Il can can eccessivo che ne è seguito ha finito con il bollare Nalbandian come un cattivo esempio, un maleducato un antisportivo; mentre in realtà l’argentino è stato semmai sfortunato e vittima del suo sangue caliente; di una tempra agonistica che, come capita a tanti tennisti in declino, si è sprigionata proprio quando le foglie autunnali hanno iniziato a cadere imperterrite sul malinconico viale del tramonto.

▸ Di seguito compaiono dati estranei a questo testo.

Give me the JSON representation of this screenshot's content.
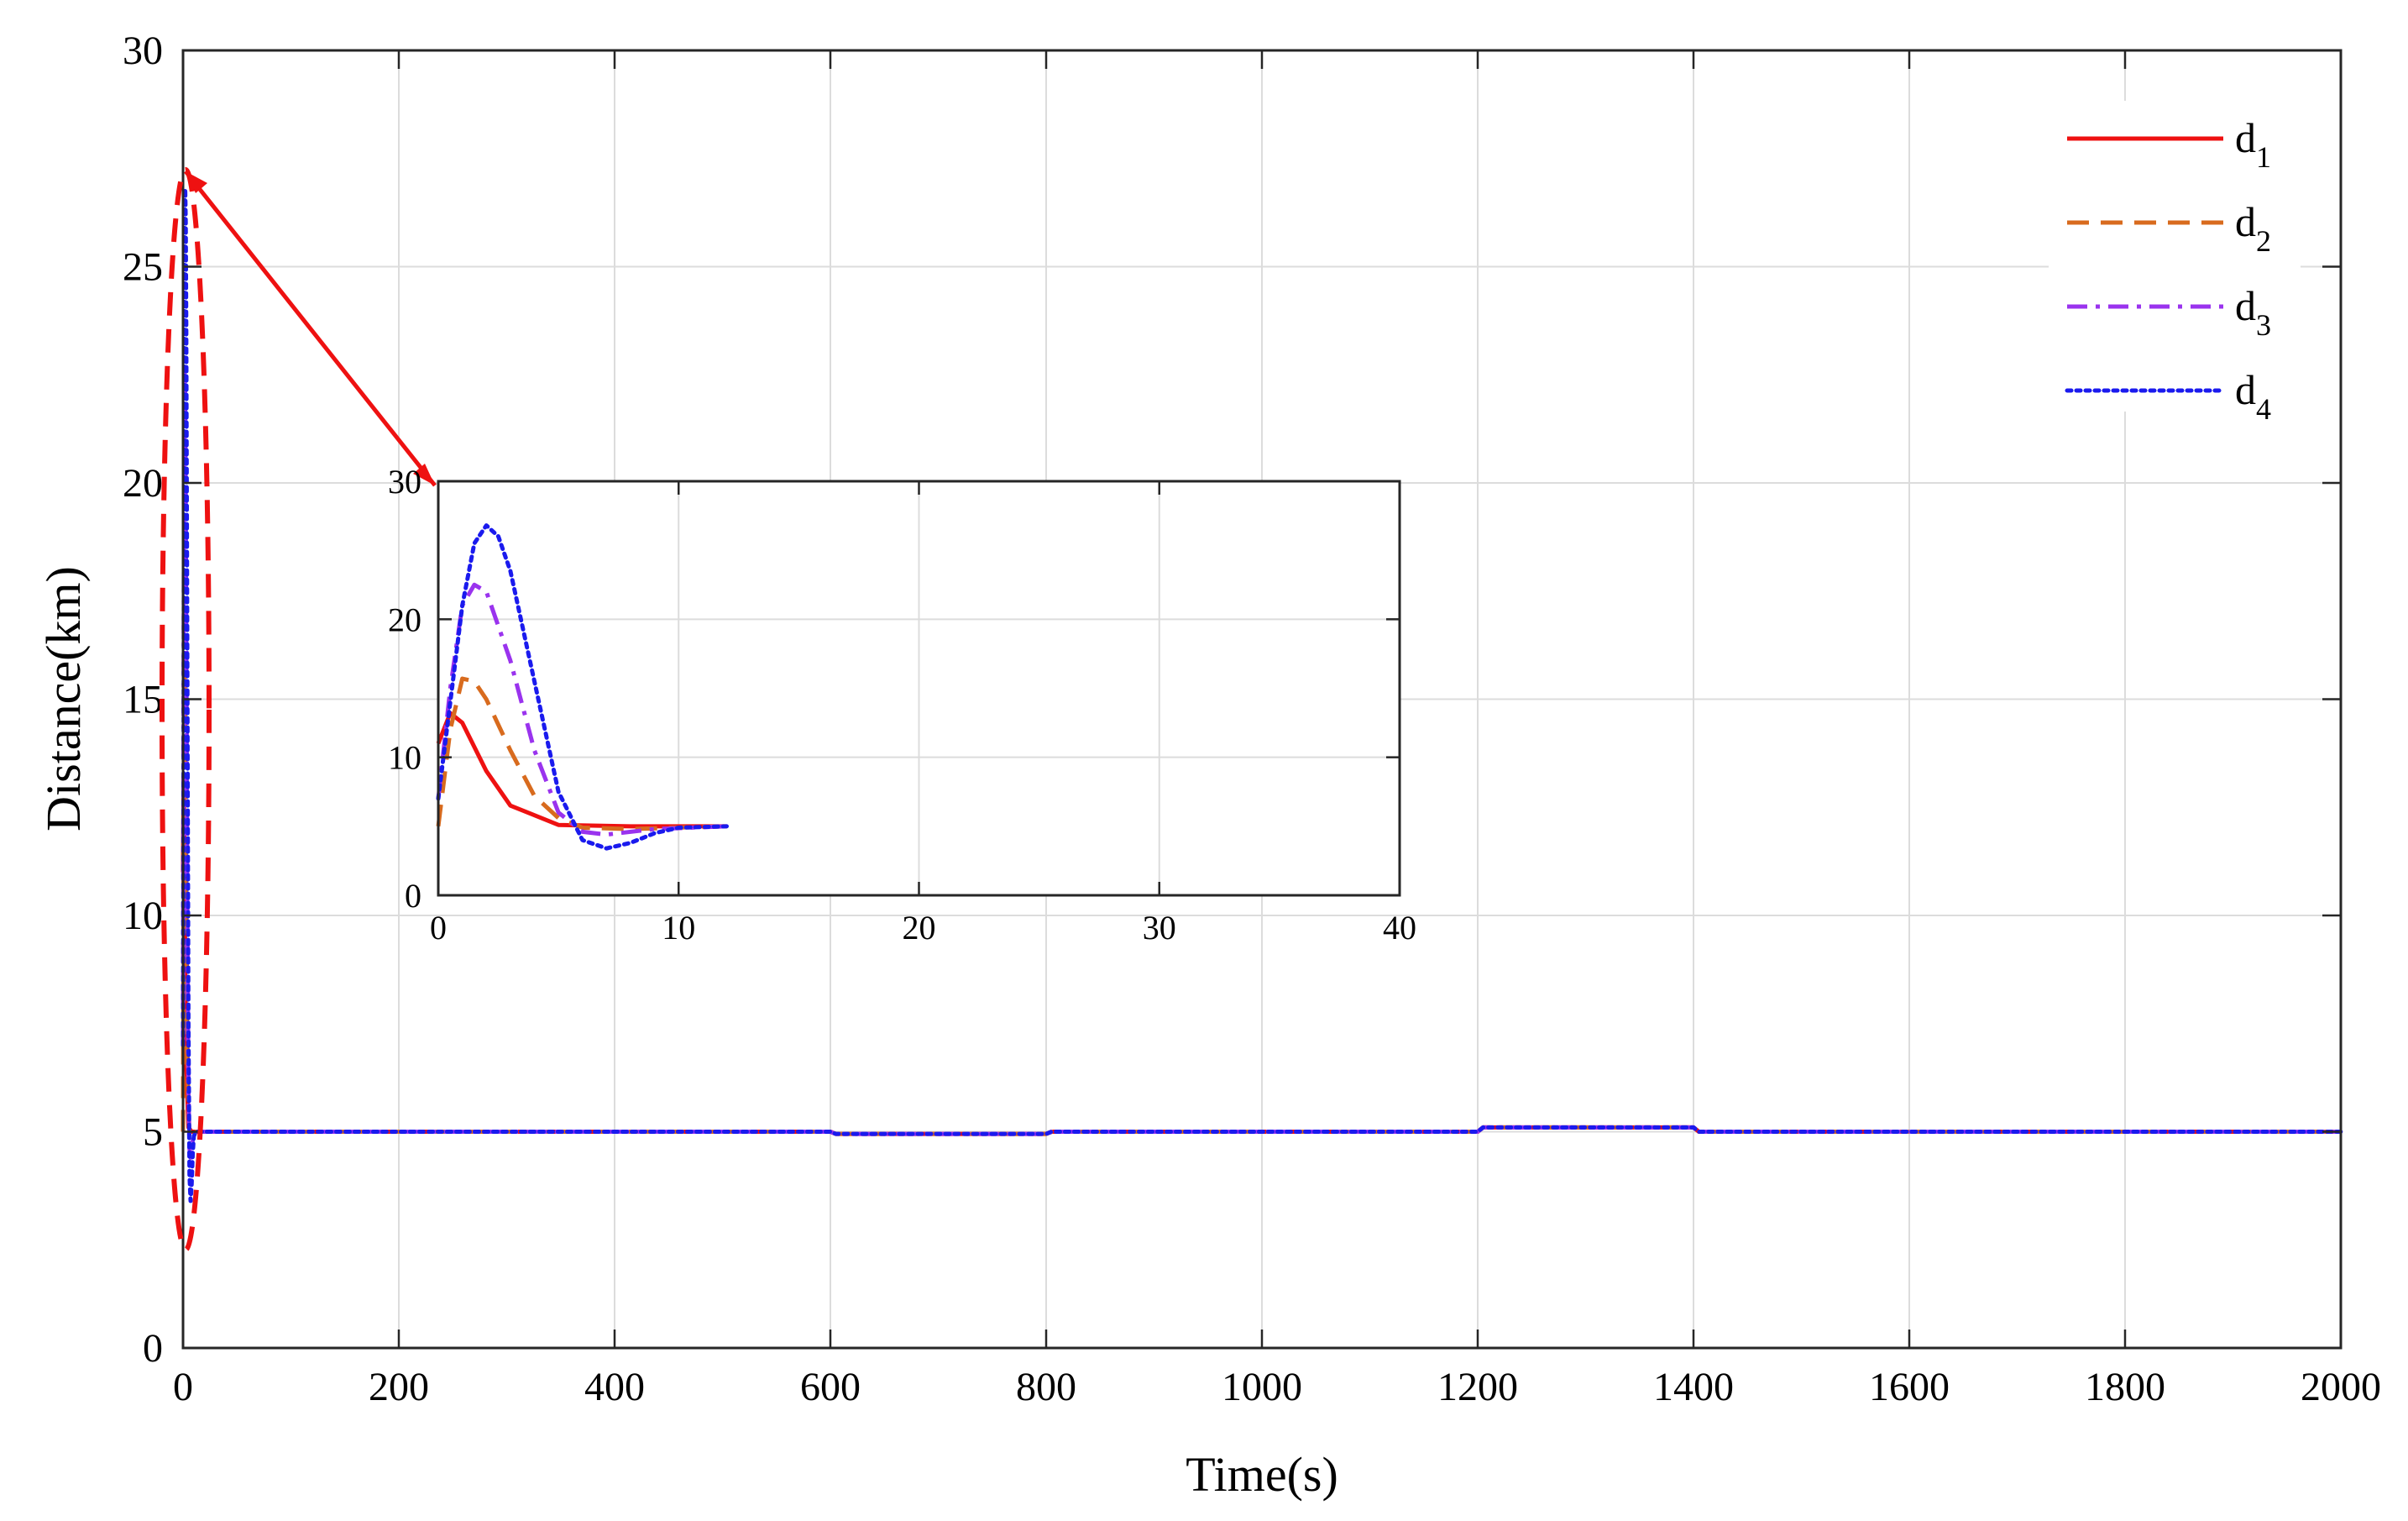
{
  "chart_data": [
    {
      "id": "main",
      "type": "line",
      "title": "",
      "xlabel": "Time(s)",
      "ylabel": "Distance(km)",
      "xlim": [
        0,
        2000
      ],
      "ylim": [
        0,
        30
      ],
      "xticks": [
        0,
        200,
        400,
        600,
        800,
        1000,
        1200,
        1400,
        1600,
        1800,
        2000
      ],
      "yticks": [
        0,
        5,
        10,
        15,
        20,
        25,
        30
      ],
      "grid": true,
      "legend_position": "top-right",
      "legend": [
        {
          "base": "d",
          "sub": "1"
        },
        {
          "base": "d",
          "sub": "2"
        },
        {
          "base": "d",
          "sub": "3"
        },
        {
          "base": "d",
          "sub": "4"
        }
      ],
      "series": [
        {
          "name": "d1",
          "color": "#ee1111",
          "style": "solid",
          "x": [
            0,
            0.5,
            1,
            2,
            3,
            5,
            8,
            12,
            600,
            605,
            800,
            805,
            1200,
            1205,
            1400,
            1405,
            2000
          ],
          "y": [
            11,
            13.2,
            12.5,
            9,
            6.5,
            5.1,
            5.0,
            5.0,
            5.0,
            4.95,
            4.95,
            5.0,
            5.0,
            5.1,
            5.1,
            5.0,
            5.0
          ]
        },
        {
          "name": "d2",
          "color": "#d86b1e",
          "style": "dashed",
          "x": [
            0,
            0.5,
            1,
            1.5,
            2,
            3,
            4,
            5,
            6,
            8,
            12,
            600,
            605,
            800,
            805,
            1200,
            1205,
            1400,
            1405,
            2000
          ],
          "y": [
            5,
            12,
            15.7,
            15.5,
            14.2,
            10.5,
            7.2,
            5.6,
            4.9,
            4.8,
            5.0,
            5.0,
            4.95,
            4.95,
            5.0,
            5.0,
            5.1,
            5.1,
            5.0,
            5.0
          ]
        },
        {
          "name": "d3",
          "color": "#9a33ee",
          "style": "dashdot",
          "x": [
            0,
            0.5,
            1,
            1.5,
            2,
            3,
            4,
            5,
            6,
            7,
            9,
            12,
            600,
            605,
            800,
            805,
            1200,
            1205,
            1400,
            1405,
            2000
          ],
          "y": [
            7,
            15,
            21,
            22.5,
            22,
            17,
            10.5,
            6,
            4.6,
            4.4,
            4.8,
            5.0,
            5.0,
            4.95,
            4.95,
            5.0,
            5.0,
            5.1,
            5.1,
            5.0,
            5.0
          ]
        },
        {
          "name": "d4",
          "color": "#1a1aee",
          "style": "dotted",
          "x": [
            0,
            0.5,
            1,
            1.5,
            2,
            2.5,
            3,
            4,
            5,
            6,
            7,
            8,
            9,
            10,
            12,
            600,
            605,
            800,
            805,
            1200,
            1205,
            1400,
            1405,
            2000
          ],
          "y": [
            7,
            14,
            21,
            25.5,
            26.8,
            26,
            23.5,
            15.5,
            7.5,
            4.0,
            3.4,
            3.8,
            4.5,
            4.9,
            5.0,
            5.0,
            4.95,
            4.95,
            5.0,
            5.0,
            5.1,
            5.1,
            5.0,
            5.0
          ]
        }
      ]
    },
    {
      "id": "inset",
      "type": "line",
      "title": "",
      "xlabel": "",
      "ylabel": "",
      "xlim": [
        0,
        40
      ],
      "ylim": [
        0,
        30
      ],
      "xticks": [
        0,
        10,
        20,
        30,
        40
      ],
      "yticks": [
        0,
        10,
        20,
        30
      ],
      "grid": true,
      "note_series": "zoomed view of the main series over the first 40 s"
    }
  ],
  "annotations": {
    "zoom_ellipse_color": "#ee1111",
    "arrow_color": "#ee1111"
  }
}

Un imbrunire che prende forma rapidamente: tra un acciacco e l’altro David chiude la stagione anzitempo a Winston Salem dove regola al primo turno Robin Haase (in quello che si rivelerà essere il solo match intascato nell’arco di due mesi dal fattaccio del Queen’s) per quindi soccombere a Dolgopolov. La spalla e l’anca destra continuano a tormentare l’argentino nel 2013: la finale raggiunta a persa a San Paolo contro Rafael Nadal è di fatto l’ultimo acuto emesso da David che a maggio decide di sottoporsi a due operazioni le quali non riescono nell’intento di prolungargli la carriera: il 1 ottobre annuncia infatti il ritiro dal tennis agonistico.

Ormai in pensione, David Nalbandian ha speso parole di elogio nei confronti del collega che ha rispettato più di chiunque altro, Roger Federer: «fa un certo effetto pensare di aver diviso il campo con il giocatore più forte di tutti i tempi».  Fa un certo effetto anche riflettere sugli head to head tra l’elvetico e l’argentino se si considera che il campione più vincente di tutti i tempi è in vantaggio solo di 11 successi a 8. Se si entra nel dettaglio, fa un certo effetto anche soffermarsi su quelle otto vittorie, spesso conseguenza di un tennis impetuoso, dilagante, incontenibile. Fa un certo David Nalbandian, un uomo che non ha avuto bisogno di vincere nessuno slam per essere riconosciuto come un grande, un immenso campione.